Claramente, a série foi encerrada não por falta de vendas (eterna inimiga das HQs mais sofisticadas) ou por cansaço dos autores (causa da morte da grande maioria dos mangás de sucesso), mas por escolha dos próprios criadores. Mas o que levou Koike e Kojima a matarem sua "galinha dos ovos de ouro"?

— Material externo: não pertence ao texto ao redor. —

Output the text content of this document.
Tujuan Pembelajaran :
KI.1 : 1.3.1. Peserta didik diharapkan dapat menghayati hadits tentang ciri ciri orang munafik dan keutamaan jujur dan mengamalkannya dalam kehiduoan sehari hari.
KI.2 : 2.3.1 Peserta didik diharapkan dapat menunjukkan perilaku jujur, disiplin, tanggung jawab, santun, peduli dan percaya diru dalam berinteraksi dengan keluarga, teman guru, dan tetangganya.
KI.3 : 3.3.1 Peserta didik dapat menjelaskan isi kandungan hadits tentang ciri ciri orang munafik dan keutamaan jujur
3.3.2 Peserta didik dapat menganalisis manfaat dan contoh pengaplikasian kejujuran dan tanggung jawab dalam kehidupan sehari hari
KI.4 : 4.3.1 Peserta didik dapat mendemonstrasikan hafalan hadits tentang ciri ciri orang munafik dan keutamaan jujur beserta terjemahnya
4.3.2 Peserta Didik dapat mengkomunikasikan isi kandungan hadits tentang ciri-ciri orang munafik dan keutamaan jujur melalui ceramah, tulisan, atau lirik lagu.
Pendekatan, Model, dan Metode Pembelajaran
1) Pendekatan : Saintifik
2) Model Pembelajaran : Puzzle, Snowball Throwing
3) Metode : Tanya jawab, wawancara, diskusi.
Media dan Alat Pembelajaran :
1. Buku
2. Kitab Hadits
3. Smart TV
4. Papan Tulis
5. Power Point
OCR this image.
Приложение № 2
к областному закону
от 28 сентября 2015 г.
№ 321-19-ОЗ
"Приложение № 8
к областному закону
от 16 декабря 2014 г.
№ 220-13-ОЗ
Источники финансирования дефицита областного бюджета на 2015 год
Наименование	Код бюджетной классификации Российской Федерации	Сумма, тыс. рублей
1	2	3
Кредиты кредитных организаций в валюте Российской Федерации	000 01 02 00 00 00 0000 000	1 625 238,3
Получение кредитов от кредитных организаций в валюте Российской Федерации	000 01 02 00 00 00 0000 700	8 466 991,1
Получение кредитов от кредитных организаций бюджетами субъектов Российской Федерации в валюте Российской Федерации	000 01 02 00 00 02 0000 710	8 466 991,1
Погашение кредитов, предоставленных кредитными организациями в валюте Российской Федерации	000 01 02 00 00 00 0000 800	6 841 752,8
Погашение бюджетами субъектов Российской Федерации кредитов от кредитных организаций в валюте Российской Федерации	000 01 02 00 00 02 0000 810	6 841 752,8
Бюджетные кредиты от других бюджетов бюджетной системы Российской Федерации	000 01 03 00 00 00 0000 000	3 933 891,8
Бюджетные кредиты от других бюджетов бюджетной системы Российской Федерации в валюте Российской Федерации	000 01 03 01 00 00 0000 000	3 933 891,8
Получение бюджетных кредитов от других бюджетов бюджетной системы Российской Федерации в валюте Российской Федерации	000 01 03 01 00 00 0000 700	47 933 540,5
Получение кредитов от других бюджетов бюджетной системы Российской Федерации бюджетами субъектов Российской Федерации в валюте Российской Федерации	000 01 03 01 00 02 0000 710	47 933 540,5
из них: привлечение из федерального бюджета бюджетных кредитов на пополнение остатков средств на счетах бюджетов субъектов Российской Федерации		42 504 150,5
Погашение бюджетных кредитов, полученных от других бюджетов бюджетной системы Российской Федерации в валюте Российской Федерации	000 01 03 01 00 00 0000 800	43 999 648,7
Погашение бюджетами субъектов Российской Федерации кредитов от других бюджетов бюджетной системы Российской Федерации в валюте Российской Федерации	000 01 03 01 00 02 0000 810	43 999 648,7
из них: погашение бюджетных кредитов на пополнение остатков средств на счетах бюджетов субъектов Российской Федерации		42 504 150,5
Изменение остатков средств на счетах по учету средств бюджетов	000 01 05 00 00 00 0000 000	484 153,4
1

O próprio Koike deu a resposta em uma entrevista para uma publicação especializada norte-americana anos atrás. Segundo eles, mostrar a passagem das estações do ano no mangá, acompanhando a passagem destas durante a publicação original da obra, era algo que ele não só gostava de fazer, como achava essencial para o clima da história. Após alguns anos, porém, Koike percebeu que o passar das estações iria necessariamente resultar no envelhecimento de Daigoro. Koike não queria que ele envelhecesse e perdesse sua pureza infantil, característica essencial do personagem, e resolveu deixar de monstrar a passagem das estações. Isso fez com que o escritor gradualmente fosse perdendo o interesse em continuar a série e decidisse por encerrá-la após criar um longo arco onde fechou todas as tramas em aberto. Isso fez de Lobo Solitário uma obra completa, com início, meio e fim, que se tornou um dos grandes épicos da HQ mundial.